Die falsche Anordnung und Ausbildung von Fugen ist die häufigste Schadensursache bei beheizten Fußbodenkonstruktionen.
Estrichfelder ab etwa 40 m2 sollen durch Bewegungsfugen getrennt angelegt werden. Bei Flächen unter 40 m2 sollen bei diesen Estrichen auch dann Bewegungsfugen angelegt werden, wenn eine Seitenlänge 8 m überschreitet. Darüber hinaus wird nach Norm empfohlen, bei Heizestrichen Bewegungsfugen im Estrich und im Bodenbelag unabhängig von der Art des Estrichs und des Bodenbelags in jedem Fall entsprechend den angegebenen Flächenmaßen anzuordnen.
Wird bei Anhydrit darauf verzichtet, sollte jedoch der Randstreifen entsprechend dicker dimensioniert werden. Letzteres hat sich insbesondere bei Anhydritfließestrichen in der Praxis bewährt. Anderslautende Herstellerrichtlinien sind allerdings zu beachten.
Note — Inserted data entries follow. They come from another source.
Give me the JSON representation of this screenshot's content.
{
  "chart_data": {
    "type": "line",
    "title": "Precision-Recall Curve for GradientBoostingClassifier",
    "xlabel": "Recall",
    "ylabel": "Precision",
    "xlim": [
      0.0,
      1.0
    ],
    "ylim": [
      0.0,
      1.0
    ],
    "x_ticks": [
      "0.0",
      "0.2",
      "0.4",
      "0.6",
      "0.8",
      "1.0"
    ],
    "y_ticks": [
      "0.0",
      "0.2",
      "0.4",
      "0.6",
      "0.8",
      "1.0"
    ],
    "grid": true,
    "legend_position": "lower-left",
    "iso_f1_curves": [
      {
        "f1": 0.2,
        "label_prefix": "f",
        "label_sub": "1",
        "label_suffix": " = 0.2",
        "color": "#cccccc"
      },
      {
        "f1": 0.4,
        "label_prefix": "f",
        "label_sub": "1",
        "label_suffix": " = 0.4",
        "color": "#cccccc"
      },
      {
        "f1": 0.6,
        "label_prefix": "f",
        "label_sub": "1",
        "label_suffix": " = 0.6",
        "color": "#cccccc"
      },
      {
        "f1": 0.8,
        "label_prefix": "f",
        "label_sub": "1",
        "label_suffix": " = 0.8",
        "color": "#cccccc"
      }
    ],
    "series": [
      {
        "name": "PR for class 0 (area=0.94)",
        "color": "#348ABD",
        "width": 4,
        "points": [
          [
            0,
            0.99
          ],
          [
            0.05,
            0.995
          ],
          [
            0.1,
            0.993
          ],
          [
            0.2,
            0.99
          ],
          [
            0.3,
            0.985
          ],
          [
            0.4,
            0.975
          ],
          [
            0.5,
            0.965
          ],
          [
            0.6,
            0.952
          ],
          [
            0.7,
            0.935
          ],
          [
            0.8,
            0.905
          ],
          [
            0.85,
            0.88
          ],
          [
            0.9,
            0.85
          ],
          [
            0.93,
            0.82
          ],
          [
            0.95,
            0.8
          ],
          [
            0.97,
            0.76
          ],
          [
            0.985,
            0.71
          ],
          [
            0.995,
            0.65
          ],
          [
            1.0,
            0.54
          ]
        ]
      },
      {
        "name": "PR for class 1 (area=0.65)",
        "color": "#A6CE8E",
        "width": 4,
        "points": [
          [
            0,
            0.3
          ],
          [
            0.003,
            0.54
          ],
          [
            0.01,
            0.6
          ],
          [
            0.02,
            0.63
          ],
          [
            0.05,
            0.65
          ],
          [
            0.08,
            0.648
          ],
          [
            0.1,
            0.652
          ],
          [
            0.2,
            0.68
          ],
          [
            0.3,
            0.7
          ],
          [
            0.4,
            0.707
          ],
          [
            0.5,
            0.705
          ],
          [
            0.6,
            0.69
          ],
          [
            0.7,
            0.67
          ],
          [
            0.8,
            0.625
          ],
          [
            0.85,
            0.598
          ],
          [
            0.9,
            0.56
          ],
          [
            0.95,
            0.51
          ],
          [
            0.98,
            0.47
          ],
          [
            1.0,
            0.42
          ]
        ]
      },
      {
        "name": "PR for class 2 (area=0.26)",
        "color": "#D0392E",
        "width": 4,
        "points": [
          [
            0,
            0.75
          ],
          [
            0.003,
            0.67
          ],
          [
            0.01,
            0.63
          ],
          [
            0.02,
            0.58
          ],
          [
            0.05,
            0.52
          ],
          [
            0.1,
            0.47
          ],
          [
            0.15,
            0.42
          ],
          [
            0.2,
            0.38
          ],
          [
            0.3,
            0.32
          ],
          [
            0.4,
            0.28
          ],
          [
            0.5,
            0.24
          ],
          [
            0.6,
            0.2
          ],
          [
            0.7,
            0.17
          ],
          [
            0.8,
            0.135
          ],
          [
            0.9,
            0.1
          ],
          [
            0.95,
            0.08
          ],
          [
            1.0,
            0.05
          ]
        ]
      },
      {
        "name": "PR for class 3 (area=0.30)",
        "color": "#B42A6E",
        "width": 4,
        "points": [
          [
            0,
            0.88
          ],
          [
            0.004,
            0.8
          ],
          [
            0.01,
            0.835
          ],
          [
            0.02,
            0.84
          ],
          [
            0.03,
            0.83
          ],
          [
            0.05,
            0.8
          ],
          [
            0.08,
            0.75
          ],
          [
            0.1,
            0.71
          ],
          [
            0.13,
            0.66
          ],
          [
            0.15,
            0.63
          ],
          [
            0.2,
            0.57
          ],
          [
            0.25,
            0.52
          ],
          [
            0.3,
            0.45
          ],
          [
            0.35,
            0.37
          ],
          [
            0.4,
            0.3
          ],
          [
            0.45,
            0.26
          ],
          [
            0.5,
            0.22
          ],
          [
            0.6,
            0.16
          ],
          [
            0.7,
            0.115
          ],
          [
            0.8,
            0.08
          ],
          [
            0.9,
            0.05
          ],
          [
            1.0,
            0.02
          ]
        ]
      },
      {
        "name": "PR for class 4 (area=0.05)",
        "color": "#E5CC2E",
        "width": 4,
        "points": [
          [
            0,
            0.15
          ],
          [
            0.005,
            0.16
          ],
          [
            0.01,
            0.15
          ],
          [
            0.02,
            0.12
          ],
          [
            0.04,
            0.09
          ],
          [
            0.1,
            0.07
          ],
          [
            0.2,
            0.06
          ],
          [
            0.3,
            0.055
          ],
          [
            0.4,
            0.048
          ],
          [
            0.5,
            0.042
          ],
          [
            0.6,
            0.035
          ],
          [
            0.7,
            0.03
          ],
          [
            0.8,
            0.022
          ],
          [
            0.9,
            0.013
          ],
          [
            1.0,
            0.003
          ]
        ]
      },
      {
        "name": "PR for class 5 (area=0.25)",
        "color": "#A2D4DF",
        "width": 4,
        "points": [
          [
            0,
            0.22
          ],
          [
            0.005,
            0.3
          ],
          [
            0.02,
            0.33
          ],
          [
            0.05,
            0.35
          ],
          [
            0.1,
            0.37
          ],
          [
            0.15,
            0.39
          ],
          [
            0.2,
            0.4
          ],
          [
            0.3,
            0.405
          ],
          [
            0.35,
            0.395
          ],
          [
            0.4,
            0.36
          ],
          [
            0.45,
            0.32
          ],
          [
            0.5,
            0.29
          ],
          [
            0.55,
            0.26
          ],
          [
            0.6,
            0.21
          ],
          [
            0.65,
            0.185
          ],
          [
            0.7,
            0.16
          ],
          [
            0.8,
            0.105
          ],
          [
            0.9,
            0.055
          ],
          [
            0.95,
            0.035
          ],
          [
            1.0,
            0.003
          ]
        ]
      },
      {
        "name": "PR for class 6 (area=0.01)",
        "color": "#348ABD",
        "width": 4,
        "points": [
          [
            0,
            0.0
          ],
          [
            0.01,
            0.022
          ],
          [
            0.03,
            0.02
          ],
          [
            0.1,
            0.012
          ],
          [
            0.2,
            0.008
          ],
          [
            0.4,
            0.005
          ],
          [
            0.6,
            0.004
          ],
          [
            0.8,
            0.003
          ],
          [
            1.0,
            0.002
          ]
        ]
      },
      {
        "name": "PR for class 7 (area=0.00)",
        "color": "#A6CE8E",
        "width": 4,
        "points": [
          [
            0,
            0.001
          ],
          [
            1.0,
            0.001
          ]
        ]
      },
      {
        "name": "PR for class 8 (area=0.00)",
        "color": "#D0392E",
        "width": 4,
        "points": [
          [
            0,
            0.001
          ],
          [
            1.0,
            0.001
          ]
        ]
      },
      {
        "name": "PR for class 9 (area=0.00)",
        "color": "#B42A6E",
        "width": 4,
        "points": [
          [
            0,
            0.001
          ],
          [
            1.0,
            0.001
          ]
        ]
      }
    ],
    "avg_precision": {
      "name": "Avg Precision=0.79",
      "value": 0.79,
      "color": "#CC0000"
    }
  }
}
Die Praxis hat auch gezeigt, dass beheizte Zementestriche, je nach Grundriss, bei Anordnung von Scheinfugen nach den angegebenen Flächenmaßen und entsprechend dickerer Dimensionierung der Randstreifen, ohne Bewegungsfugen ausgeführt werden können. Scheinfugen anstelle von Bewegungsfugen können bei beheizten Zementestrichen auch in Türleibungen und Durchgängen angeordnet werden, wenn nicht mehrere Räume hintereinander liegen und die Randfugen ausreichend dimensioniert werden. Sind Bewegungsfugen innerhalb einer Heizestrichfläche erforderlich, so müssen die Heizsysteme die Ausbildung von Bewegungsfugen ermöglichen. Bei Heizestrichen sollen Bewegungs- und Randfugen nur von Anbindeleitungen und nur in einer Ebene überquert werden. Im Bereich der Bewegungs- und Randfugen sollen die Anbindeleitungen mit einem flexiblen, dünnwandigen (ca. 2mm) Schutzrohr von etwa 0,3 m Länge umhüllt werden.